So, I'm sure you realize that food is mostly incredible in Morocco. But food marketed to travelers is often a lot more than Moroccans pay to eat. For example, last time we stayed at Ryad Alya in Fes, we had a wonderful dinner in the salon. It was multi-course and memorable, and served in a romantic setting. It was around $30 each. Very cheap for an incredible meal in the US, but very pricey here.
So we often ask cabdrivers and women shopkeepers for recommendations.

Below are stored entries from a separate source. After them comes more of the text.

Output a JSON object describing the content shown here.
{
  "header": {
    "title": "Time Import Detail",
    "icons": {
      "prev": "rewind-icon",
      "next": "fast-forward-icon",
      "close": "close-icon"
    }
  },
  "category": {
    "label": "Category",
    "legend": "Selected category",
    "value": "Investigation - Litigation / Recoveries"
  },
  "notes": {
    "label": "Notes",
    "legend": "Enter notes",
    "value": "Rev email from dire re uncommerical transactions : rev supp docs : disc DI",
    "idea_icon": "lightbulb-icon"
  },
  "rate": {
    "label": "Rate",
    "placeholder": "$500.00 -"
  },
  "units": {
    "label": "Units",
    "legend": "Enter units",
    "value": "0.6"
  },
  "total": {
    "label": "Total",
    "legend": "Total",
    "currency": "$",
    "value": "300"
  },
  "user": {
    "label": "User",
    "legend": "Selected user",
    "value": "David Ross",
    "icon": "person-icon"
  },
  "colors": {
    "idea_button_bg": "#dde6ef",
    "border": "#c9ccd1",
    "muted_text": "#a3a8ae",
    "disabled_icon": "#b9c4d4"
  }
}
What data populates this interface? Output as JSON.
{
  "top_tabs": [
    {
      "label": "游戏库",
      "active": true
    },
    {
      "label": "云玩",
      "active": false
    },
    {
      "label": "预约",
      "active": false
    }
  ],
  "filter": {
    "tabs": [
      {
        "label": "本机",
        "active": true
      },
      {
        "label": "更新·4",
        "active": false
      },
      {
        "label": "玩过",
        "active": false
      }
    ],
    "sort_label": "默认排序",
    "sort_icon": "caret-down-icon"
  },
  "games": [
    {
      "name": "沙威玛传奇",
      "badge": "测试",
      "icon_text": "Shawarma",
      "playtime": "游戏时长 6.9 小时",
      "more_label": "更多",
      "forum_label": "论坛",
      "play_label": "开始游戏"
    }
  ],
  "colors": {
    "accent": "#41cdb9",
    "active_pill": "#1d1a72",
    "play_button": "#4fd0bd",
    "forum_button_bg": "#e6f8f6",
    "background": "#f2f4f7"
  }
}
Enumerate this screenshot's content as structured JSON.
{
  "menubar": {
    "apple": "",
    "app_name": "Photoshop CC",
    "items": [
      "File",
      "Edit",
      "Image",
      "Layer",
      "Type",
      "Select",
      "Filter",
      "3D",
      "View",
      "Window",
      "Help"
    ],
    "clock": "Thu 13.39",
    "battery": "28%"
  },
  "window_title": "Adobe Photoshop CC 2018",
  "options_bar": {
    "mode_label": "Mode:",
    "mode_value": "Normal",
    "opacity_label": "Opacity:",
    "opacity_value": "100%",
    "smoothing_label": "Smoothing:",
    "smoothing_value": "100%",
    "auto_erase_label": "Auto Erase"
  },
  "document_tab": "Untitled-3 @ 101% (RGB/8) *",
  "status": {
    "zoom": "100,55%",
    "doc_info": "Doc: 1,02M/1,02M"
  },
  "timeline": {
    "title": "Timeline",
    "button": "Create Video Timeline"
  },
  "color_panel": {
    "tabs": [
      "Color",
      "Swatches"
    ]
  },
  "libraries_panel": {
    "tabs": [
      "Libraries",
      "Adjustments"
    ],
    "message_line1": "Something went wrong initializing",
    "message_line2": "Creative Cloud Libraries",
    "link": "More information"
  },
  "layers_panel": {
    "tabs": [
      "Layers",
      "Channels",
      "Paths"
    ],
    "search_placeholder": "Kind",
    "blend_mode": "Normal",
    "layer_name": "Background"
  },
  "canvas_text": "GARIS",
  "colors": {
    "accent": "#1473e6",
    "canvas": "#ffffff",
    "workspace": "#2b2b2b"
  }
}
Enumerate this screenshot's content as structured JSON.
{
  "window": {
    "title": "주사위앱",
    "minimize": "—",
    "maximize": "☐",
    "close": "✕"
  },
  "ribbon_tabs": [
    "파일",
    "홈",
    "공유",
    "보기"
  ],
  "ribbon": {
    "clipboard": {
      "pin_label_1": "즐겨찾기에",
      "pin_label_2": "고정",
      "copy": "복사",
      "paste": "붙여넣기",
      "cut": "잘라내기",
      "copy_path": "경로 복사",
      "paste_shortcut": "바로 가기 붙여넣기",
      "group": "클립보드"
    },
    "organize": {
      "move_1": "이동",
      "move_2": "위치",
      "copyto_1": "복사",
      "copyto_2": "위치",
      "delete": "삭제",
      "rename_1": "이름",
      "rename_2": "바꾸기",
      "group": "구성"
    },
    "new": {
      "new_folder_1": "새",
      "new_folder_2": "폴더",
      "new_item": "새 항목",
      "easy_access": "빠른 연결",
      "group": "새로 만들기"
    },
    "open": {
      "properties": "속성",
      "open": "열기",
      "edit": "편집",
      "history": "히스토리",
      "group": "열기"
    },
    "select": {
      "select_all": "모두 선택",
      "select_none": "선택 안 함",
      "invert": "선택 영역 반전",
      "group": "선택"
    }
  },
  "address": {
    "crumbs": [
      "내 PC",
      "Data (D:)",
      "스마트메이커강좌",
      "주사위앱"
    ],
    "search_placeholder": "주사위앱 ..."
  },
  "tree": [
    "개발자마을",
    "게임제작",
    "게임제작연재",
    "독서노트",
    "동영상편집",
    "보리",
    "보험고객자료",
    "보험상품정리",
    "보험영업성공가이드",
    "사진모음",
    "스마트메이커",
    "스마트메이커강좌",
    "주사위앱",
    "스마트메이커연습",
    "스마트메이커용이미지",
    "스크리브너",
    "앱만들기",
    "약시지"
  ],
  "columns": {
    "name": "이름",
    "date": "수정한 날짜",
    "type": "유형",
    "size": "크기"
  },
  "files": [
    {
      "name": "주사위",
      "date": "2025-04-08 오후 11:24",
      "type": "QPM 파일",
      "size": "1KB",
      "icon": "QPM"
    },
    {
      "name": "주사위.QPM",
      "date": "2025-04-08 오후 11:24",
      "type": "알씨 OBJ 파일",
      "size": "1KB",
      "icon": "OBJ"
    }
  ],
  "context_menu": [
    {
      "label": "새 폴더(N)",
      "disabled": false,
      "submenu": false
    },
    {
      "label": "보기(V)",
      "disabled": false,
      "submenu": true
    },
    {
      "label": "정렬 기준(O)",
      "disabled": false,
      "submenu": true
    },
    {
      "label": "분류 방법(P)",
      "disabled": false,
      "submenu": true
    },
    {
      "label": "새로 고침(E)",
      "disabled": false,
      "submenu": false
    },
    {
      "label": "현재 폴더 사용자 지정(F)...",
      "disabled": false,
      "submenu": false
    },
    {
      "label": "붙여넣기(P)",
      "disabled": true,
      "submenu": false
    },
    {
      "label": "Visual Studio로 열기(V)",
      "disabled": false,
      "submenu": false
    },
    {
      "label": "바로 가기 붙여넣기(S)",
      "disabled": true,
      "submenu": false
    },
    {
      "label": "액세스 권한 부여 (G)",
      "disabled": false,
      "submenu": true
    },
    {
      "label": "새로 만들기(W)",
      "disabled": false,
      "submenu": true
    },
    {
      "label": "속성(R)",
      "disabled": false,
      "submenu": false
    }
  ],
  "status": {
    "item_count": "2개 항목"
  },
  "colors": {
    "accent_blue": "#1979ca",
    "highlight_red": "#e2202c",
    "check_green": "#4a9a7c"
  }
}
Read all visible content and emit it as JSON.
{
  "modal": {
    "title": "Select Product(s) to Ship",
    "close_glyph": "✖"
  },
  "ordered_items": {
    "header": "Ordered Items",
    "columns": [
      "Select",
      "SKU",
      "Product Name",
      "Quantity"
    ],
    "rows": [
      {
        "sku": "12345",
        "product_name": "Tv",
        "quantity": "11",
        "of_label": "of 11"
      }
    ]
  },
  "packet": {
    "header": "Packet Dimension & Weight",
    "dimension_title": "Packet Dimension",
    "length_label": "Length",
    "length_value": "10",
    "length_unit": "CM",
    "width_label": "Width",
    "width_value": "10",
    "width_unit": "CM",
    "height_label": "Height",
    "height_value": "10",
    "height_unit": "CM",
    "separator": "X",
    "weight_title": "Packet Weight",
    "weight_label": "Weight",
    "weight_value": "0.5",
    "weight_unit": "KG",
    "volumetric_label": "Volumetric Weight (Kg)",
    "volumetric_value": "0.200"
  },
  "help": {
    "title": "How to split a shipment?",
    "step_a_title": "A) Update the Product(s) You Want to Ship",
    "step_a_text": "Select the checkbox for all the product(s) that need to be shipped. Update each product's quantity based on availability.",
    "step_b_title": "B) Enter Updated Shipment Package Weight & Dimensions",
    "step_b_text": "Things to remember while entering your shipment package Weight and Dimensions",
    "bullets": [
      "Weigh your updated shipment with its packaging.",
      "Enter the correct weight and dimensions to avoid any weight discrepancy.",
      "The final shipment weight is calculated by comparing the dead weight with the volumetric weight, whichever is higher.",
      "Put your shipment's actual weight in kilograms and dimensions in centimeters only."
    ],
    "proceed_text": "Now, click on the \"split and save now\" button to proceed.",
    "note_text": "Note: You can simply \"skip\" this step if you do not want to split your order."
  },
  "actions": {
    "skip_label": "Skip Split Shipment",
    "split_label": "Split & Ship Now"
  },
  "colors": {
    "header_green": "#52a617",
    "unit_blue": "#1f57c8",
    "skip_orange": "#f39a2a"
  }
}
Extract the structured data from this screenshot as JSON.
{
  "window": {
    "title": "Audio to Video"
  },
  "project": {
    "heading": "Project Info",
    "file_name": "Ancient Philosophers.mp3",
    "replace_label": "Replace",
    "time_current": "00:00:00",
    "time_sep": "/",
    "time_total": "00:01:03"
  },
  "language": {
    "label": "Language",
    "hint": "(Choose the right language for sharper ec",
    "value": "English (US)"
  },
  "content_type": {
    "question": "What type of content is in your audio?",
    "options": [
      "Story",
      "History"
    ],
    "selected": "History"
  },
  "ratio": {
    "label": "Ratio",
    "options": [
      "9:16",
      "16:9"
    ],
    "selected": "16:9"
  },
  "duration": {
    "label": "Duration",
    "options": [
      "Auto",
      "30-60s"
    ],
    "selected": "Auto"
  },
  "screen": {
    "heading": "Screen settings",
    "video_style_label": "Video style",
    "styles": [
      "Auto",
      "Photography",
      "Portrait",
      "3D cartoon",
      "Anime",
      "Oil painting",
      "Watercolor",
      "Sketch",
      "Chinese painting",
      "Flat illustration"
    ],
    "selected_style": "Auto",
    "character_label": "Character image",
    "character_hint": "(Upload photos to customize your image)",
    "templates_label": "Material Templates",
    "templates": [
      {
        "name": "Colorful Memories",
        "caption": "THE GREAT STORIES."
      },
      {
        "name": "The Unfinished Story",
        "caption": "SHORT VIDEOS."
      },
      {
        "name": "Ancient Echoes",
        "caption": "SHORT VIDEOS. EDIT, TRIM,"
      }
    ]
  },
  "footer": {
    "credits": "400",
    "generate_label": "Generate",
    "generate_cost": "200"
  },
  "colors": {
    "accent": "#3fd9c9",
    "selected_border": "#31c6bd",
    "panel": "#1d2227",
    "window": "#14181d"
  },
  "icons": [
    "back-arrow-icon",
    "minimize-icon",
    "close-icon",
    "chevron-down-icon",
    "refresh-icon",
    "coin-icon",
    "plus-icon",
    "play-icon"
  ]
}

Of course, it helps to speak French or Moroccan to communicate with them, but you could probably get by with "tagine zween?" which means beautiful / delicious tagine.
We also look for restaurants where women or families are eating, which is a good sign because many Moroccan women don't eat out often but prefer to cook at home. Lots of Americans seem to have stomach problems here, and I came prepared with all sorts of meds for it, but so far (knock on wood!) I've been fine. I do drink only bottled water, and feel a bit badly about it since they don't really recycle here, but you have to do what you have to do.
Our lunch (half-eaten, sorry, forgot to snap a photo at the start!), which was a chicken tagine with local peas and fava beans and french fries on top. We also had a Moroccan salad which had carrots, beets, and so on. Virtually all meals here are served with bread, since Moroccans eat with their hands, so it's a good way to bulk up a salad. This was about $4...see what I mean?
We also try to make the most of cheap foods like msimmon (that is my made up phonetic spelling), Moroccan crepes, often served with mint tea and honey. Our crepes and tea were only about $2.
It's still fun to splurge sometimes - but since we're here for six weeks, we've got to be careful. Lucky for us, we're still eating very well!